Hard Times

Few periods in history have been discussed in such length as the 30's whenever the economic welfare of farmers is being evaluated.  No matter how bad things presently seem, nearly everyone can find comfort in the fact that its not as bad as in the 30's.  From the standpoint of money in circulation, there has been no parallel in this century.

My own recollection is remembering the hardships of my parents and as it related to me as a boy growing up on a Griggs County farm.

My mother worked as hard as or harder than my dad doing any job she could physically handle.  Once she went into the field to shock grain, taking my baby brother with her.  She made a bed in a shock of grain and began working as fast as she could.  Time passed quickly and she suddenly remembered her baby somewhere tucked away in a shock of grain.  The field had been partially shocked when she placed him there and paid little attention to where she had left him.  Looking back down the shocked field, she nearly panicked wondering where she had left him.  After searching in several rows of shocks, she found him asleep and safe.

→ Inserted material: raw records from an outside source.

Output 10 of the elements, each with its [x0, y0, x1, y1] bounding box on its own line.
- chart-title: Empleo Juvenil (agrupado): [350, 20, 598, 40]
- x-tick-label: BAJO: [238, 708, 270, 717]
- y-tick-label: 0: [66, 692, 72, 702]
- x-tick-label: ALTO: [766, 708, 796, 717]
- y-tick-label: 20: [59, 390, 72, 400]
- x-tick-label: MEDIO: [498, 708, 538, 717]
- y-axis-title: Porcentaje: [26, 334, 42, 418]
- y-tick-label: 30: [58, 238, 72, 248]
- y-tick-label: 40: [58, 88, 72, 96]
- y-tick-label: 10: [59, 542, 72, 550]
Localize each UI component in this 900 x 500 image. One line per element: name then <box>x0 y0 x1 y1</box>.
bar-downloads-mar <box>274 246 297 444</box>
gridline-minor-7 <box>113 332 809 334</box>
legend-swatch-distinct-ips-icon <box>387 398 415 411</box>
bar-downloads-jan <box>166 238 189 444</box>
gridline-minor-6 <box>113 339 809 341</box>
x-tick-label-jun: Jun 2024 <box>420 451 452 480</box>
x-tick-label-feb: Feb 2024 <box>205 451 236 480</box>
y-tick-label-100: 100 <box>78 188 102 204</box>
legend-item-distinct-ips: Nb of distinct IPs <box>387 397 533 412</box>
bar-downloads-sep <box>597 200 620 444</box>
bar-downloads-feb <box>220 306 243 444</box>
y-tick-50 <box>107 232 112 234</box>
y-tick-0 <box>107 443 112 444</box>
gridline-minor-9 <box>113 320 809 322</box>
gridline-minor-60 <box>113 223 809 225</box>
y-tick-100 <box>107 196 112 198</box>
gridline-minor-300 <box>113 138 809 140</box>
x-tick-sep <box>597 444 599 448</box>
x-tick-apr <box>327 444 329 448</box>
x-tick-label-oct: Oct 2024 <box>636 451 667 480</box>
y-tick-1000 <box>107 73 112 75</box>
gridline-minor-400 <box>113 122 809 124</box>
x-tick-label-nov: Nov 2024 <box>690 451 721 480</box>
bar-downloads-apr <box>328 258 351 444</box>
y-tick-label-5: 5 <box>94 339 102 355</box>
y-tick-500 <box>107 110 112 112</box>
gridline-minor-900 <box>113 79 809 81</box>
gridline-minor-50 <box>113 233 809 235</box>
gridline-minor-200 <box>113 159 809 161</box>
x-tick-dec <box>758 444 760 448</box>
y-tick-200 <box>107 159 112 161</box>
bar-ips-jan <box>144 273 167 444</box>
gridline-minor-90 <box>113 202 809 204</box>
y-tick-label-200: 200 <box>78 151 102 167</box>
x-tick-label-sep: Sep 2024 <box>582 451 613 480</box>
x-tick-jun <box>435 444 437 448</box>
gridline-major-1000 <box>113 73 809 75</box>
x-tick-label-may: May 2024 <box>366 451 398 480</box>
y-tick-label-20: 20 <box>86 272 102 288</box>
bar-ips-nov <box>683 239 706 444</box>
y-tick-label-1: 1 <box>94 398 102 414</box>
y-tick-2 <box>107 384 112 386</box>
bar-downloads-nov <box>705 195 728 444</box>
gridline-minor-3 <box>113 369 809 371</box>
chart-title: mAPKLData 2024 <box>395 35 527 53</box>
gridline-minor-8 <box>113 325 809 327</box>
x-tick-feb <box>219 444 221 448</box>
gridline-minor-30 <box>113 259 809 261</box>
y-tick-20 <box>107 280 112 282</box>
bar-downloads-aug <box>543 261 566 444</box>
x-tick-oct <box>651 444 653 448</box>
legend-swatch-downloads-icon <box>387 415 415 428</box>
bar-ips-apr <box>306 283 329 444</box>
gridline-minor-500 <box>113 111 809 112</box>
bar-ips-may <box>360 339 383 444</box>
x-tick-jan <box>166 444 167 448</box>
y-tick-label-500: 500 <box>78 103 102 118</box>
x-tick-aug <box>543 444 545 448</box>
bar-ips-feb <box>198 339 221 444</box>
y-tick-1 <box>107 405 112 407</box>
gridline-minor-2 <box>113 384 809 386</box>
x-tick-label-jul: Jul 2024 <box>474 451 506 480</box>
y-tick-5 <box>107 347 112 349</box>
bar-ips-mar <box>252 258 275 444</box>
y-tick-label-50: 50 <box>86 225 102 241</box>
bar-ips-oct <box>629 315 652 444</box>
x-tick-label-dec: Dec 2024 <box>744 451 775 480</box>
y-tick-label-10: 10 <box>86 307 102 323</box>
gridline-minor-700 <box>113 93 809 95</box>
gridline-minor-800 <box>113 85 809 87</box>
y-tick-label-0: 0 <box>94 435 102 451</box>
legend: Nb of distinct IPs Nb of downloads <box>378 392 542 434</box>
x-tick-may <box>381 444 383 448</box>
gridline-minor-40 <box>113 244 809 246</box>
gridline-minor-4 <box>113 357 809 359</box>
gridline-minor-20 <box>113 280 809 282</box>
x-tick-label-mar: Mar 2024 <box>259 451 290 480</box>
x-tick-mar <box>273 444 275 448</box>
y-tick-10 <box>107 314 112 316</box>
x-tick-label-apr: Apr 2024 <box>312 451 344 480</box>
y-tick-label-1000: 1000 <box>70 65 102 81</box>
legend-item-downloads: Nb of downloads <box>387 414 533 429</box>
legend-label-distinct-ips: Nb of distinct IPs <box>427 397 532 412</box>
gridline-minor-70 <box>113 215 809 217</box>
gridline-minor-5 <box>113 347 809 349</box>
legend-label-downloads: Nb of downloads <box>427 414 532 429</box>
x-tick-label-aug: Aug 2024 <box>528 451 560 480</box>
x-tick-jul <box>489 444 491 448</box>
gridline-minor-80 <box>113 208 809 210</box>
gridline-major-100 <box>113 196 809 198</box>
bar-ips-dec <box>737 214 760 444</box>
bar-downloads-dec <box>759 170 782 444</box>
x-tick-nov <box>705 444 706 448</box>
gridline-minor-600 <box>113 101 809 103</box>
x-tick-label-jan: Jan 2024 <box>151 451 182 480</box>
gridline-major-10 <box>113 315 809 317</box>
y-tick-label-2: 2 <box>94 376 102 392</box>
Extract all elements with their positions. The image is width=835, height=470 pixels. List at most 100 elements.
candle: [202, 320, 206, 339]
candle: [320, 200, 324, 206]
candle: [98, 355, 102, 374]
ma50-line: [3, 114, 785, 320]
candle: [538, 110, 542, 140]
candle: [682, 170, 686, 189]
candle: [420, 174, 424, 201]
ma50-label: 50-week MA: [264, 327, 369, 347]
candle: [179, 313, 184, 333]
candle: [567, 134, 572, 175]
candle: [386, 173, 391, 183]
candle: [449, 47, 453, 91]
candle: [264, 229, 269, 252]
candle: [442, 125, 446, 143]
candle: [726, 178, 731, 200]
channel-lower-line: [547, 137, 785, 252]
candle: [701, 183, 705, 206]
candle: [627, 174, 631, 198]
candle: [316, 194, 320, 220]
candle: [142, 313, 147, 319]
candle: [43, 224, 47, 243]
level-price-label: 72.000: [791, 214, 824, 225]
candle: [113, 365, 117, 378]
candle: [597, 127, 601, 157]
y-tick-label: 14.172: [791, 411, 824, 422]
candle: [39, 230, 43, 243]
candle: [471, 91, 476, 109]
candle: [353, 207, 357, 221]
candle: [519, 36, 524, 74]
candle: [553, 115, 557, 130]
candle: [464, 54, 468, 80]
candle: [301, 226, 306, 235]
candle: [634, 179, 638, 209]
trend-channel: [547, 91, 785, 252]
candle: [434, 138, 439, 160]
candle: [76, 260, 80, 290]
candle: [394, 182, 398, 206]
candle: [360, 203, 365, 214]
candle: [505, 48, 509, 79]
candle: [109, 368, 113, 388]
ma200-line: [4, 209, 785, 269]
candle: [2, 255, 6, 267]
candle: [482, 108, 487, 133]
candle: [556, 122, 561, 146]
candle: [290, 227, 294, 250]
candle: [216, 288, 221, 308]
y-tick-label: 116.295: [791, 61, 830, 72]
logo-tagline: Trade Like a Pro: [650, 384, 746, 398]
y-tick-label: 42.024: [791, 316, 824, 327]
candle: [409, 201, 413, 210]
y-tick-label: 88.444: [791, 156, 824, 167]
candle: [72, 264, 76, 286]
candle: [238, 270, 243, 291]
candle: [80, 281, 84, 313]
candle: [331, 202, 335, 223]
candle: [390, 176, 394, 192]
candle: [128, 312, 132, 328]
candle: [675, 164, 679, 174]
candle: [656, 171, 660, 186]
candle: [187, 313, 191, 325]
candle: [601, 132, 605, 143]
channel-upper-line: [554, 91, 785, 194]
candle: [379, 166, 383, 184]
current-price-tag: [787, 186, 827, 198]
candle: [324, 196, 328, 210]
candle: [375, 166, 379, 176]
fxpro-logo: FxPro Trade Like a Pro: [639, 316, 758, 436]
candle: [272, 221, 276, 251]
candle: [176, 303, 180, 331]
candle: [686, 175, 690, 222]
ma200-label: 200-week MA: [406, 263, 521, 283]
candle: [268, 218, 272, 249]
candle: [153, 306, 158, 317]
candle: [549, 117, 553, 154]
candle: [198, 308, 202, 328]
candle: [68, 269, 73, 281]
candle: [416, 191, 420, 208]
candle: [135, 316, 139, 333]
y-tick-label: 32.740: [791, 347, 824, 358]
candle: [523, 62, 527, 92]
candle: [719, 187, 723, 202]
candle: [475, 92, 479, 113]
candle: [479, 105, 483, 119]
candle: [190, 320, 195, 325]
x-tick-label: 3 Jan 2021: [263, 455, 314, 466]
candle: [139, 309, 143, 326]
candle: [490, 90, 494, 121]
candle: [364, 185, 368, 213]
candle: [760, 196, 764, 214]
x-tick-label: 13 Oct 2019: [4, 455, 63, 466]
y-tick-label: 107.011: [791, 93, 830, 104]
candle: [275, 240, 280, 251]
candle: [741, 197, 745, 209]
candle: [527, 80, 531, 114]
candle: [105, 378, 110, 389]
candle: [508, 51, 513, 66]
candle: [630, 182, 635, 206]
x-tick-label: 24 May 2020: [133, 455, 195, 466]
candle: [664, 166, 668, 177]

Horses were being used to pull the farm implements and the minimum number required was five horses, barely enough to pull a gang plow.  My parents owned four and borrowed a fifth from an uncle.

1933 started a steep downhill trend for us.  The farm we were renting was sold that year and we were able to rent a farm with fewer acres, poorer buildings and less pasture.  My dad forbade my brothers and me from riding any of the draft horses.  Their energies were needed for fieldwork and they were getting a minimum amount of feed to sustain them.  Nonetheless, I bridled one of the grey horses we had and rode him to a nearby neighbor.  While helping the neighbor to round up his cows for milking, I rode Tom through an abandoned straw pile bottom and Tom stumbled and broke his neck.  Needless to say, I had trouble going home and telling dad.

I knew this had put a definite crimp in our farming, as we no longer had the required number of horses to pull the plow.  Well, it did seem like the beginning of the end.  That year, we somehow managed to seed some crop but none was harvested because of the heat and drought.

I remember dad hauling hay in the rear seat of our "Star" car from Hannaford.  The hay had been shipped in by rail and was being doled out to farmers to help them keep the few cattle they had left.  The hay was moldy and another one of our horses died from the spoiled hay.

Old "Libby" the mother and grandmother of many of the cattle we had left, died giving birth to her last calf.  Lack of nutrition had left her too weak to give birth.

The bank called in the loan we had on our livestock and the cows were sold for $10 each.  A subsidy of $8 was paid by the government, which made a total of $18 per cow.  That ended farming for our family and dad went to work for WPA for $40 a month.

My uncle had a house he wasn't using and we moved into it rent-free.  I remember the good neighbors who always shared their cream and eggs and other items with us.

The period of the thirties that presented these special problems taught people how to live and enjoy themselves in spite of everything else.  It is especially heartwarming to recall the close friendships of that time.  It seemed people were able to respond to other people's problems in a genuine way and derived a lot of satisfaction in being able to help one another.

Oh, yes, I remember the government agent who came to our house years later.  He was trying to collect the money we owed for the moldy hay.  Because this government agent may still be around and the debt could be visited on the second generation, I prefer to be anonymous.